Vous avez rempli mon cœur d'une sainte joie quand vous m'avez mandé que le Roi avait répondu aux pervers qui lui disaient que M. Turgot est encyclopédiste : il est honnête homme et éclairé, cela me suffit


Savez-vous que les rois et les beaux esprits se rencontrent ? Savez-vous, et M. Bertrand [pseudonyme pour d'Alembert] sait-il que le poète Kien-Long, empereur de la Chine,[i] en avait dit autant il y a quelques années?


Avez-vous lu dans le trente-deuxième recueil des prétendues Lettres édifiantes et curieuses la lettre d'un jésuite imbécile nommé Benoît à un fripon de jésuite nommé Dugad ? Il y est dit en propres mots [ii] qu'un ministre d'État accusant un mandarin d'être chrétien, l'empereur Kien-Long lui dit : « La province est-elle mécontente de lui ? - Non. -Rend-il la justice avec impartialité ? -Oui. -A-t-il manqué à quelque devoir de son état ? -Non. -Est-il bon père de famille ? Oui. -Eh bien donc ! pourquoi l'inquiéter pour une bagatelle ? »


Si vous voyez M. Turgot, faites-lui ce conte.


Je vous envoie la copie d'une requête que j'ai barbouillée pour tous les ministres [iii]. Il n'y a que le roi à qui je n'en ai pas envoyé. Je souhaite passionnément que cette requête soit présentée au conseil de Commerce, dans lequel M. Turgot pourrait avoir une voix prépondérante. J'ai du moins la consolation de voir que malgré les grands hommes tels que Fréron, Clément [iv] et Sabatier [v], Ferney est devenu, depuis que vous ne l'avez vu, un lieu assez considérable, qui n'est pas indigne de l'attention du ministère. Il y a non seulement d'assez grandes maisons de pierre de taille pour les manufactures , mais des maisons de plaisance très jolies qui orneraient Saint-Cloud et Meudon. Tout cela va rentrer dans le néant d'où je l'ai tiré si le ministère nous abandonne. Je suis peut-être le seul fondateur de manufactures qui n'ait pas demandé de l'argent au gouvernement. Je en lui demande que d'écouter son propre intérêt. Je vous en fais juges, vous et M. Bertrand.

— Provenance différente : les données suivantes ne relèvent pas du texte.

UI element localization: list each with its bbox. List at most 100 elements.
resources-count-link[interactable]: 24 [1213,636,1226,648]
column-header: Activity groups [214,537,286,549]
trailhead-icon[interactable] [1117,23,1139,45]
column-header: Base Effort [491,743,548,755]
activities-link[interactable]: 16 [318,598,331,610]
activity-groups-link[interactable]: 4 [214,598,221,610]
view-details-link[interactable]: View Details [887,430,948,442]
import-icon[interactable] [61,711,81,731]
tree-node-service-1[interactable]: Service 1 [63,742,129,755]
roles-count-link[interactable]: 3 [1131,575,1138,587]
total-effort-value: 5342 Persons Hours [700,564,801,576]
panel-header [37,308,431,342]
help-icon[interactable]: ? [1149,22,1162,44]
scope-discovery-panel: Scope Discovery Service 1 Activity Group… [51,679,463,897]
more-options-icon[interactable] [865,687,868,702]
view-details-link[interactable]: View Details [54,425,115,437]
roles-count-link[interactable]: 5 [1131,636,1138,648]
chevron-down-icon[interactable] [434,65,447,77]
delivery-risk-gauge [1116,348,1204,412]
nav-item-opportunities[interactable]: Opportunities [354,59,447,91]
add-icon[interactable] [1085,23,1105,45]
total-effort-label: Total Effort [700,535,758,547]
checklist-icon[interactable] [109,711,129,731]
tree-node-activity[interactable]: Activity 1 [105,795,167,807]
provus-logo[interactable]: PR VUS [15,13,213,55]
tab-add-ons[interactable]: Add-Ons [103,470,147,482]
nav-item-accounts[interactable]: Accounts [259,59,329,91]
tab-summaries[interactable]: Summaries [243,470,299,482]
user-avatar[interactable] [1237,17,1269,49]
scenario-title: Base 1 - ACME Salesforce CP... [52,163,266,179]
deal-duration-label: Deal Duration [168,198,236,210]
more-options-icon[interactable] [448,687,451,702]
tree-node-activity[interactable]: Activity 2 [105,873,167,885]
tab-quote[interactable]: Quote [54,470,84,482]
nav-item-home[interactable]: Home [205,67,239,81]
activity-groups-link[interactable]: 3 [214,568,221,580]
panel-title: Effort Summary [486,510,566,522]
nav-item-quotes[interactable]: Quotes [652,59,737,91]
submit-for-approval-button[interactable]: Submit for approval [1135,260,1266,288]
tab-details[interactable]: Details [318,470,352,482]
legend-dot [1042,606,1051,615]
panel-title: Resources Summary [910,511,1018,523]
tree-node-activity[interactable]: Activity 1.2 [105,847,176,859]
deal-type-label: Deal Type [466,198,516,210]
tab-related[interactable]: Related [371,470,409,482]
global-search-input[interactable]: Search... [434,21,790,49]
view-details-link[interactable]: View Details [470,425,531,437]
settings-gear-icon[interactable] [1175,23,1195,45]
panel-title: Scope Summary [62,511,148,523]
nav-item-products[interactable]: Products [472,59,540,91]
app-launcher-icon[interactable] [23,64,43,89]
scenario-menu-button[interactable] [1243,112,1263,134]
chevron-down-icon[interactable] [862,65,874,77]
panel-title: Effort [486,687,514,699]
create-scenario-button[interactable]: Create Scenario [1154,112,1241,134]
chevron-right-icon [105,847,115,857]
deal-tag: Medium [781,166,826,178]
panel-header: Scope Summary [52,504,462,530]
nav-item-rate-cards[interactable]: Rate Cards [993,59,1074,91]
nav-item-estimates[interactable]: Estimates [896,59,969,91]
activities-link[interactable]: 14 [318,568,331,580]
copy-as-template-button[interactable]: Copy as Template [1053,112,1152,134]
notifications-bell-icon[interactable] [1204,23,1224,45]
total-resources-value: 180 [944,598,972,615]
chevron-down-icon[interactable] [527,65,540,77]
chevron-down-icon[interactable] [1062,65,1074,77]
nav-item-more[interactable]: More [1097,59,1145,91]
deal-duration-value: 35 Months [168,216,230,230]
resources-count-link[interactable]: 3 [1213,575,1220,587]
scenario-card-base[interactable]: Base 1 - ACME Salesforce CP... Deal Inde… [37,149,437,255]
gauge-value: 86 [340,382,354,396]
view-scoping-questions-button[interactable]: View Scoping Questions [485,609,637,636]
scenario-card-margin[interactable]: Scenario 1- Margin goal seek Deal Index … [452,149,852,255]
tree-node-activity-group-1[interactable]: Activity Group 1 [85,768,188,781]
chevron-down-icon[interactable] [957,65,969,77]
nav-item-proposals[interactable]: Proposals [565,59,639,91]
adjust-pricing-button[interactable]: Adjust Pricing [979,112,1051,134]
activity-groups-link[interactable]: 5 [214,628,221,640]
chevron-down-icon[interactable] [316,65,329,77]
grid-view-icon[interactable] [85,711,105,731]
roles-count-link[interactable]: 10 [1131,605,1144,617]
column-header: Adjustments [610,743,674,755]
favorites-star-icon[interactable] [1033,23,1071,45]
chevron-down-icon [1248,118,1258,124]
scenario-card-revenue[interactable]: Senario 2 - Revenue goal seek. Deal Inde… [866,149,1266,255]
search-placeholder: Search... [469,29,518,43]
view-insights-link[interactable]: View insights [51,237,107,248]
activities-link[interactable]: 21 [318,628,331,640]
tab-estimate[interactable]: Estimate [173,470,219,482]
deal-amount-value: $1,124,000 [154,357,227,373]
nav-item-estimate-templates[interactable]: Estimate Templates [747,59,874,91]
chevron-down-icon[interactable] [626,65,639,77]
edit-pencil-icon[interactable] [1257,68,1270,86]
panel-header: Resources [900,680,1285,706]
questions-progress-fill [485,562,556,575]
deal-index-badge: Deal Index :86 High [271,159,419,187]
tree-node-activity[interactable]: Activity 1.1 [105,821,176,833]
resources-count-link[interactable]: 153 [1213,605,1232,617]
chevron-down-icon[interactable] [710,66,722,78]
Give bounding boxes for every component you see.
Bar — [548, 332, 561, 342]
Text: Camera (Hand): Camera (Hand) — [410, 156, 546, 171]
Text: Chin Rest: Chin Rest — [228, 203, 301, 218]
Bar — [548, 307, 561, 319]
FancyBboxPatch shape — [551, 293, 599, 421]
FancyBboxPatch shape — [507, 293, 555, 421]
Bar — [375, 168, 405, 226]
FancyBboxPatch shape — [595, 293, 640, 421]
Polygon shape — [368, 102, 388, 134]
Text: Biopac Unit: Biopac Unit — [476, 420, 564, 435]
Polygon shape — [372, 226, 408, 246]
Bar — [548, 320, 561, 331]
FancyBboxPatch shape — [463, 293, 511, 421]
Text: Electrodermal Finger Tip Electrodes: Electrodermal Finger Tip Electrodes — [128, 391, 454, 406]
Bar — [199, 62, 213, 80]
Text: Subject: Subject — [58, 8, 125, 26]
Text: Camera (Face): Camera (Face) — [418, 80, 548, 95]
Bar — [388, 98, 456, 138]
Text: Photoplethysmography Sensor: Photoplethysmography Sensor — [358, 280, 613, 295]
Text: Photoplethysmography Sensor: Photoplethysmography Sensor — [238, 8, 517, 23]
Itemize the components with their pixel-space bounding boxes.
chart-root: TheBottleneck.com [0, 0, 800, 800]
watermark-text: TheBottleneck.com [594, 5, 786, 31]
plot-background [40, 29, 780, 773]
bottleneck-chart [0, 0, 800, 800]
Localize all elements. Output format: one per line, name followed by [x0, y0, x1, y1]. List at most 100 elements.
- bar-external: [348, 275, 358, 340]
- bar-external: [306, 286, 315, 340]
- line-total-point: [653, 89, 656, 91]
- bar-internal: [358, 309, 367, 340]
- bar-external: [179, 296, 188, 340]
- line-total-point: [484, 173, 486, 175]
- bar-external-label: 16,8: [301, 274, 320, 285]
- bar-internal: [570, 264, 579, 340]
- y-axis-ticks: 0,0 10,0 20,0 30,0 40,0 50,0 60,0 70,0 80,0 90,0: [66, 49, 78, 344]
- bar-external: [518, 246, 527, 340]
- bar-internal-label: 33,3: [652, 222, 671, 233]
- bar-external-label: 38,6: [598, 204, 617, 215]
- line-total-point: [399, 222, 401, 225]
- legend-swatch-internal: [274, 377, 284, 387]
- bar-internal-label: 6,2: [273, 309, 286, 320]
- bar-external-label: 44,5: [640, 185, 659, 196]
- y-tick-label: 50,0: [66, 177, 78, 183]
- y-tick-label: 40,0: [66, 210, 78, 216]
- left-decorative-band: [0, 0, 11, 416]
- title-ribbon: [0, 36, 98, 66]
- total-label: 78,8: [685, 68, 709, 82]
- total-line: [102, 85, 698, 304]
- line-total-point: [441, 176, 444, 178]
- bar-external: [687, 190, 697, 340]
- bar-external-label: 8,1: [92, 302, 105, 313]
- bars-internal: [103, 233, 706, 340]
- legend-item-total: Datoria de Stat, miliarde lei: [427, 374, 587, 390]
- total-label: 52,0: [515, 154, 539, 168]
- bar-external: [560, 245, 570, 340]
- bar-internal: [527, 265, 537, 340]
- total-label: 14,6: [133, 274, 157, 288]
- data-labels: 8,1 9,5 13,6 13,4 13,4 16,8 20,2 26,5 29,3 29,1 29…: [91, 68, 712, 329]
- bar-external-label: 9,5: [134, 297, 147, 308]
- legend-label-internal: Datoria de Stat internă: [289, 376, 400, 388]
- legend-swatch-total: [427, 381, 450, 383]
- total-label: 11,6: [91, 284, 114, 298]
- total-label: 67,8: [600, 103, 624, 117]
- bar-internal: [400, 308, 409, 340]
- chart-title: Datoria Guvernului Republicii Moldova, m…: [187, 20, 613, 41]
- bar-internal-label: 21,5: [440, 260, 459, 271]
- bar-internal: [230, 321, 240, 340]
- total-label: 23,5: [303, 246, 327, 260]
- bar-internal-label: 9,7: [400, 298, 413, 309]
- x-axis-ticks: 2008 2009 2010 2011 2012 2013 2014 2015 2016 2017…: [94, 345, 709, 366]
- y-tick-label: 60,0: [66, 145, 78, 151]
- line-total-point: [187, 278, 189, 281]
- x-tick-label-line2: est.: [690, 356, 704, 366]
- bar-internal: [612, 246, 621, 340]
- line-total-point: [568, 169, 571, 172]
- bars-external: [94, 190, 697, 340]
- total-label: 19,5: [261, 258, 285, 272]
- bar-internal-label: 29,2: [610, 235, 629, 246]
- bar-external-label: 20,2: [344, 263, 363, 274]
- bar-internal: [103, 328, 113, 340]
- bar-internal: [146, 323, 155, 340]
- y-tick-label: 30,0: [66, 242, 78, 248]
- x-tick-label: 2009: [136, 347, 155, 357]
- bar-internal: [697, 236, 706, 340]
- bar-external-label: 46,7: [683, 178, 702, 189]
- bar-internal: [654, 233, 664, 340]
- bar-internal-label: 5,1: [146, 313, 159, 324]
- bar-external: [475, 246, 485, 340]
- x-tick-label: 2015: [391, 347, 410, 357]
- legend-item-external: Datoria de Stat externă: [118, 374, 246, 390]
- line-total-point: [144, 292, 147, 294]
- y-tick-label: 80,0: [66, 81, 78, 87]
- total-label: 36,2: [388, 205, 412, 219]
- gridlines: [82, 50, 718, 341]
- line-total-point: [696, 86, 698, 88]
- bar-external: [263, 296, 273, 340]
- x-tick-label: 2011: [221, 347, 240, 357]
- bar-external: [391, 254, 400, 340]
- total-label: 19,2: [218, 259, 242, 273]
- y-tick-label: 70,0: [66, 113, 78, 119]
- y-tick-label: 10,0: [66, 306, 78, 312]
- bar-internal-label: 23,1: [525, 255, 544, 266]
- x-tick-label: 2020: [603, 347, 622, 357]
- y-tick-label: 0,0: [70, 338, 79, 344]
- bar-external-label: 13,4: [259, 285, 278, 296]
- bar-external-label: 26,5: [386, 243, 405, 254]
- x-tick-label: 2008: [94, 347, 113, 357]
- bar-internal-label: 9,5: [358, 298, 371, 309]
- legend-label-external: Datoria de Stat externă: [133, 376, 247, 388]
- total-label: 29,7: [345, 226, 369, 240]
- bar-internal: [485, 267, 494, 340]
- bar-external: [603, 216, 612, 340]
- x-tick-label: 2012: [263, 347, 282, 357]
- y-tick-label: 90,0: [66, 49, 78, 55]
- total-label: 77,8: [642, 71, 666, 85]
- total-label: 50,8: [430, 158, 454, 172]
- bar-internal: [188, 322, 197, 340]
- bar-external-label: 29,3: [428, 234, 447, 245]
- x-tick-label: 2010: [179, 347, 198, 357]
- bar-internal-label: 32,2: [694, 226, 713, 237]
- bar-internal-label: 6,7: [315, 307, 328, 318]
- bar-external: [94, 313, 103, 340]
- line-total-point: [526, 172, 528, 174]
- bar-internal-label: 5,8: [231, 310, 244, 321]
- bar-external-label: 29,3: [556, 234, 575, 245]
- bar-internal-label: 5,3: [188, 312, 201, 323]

Je voudrais bien venir vous consulter tous deux sur une affaire qui vous intéressera davantage et que je vais entreprendre [vi]. J'invoque Dieu et vous pour réussir. Il s'agit de la bonne cause. Vous la soutiendrez toujours avec Bertrand. Je m'incline devant vous deux.


V. »

iSur le poème de Kien-Long et la réponse de V*, voir lettres à Thiriot et Catherine du 26 novembre 1770, à d'Hornoy le 28 novembre 1770 et à Frédéric le 20 décembre 1770.

ii A peu près !

iii Au roi en son Conseil ; V* voudrait obtenir pour Ferney et Versoix une exemption d'impôts qu'il juge indispensable pour la survie des manufactures fondées.

iv Cf. lettres du 30 décembre 1773 à d'Argental et du 6 janvier 1774 à d'Hornoy.

vCf. lettres des 1er janvier et 19 novembre 1773 à d'Alembert et du 30 avril 1774 à d'Argental.

vi La réhabilitation de d'Etallonde condamné avec de La Barre, mais par contumace, et qui après avoir demandé un congé au roi de Prusse, est venu travailler à Ferney sous la direction de V*. V* recommande l'affaire au chancelier Maupéou vers le 14 août.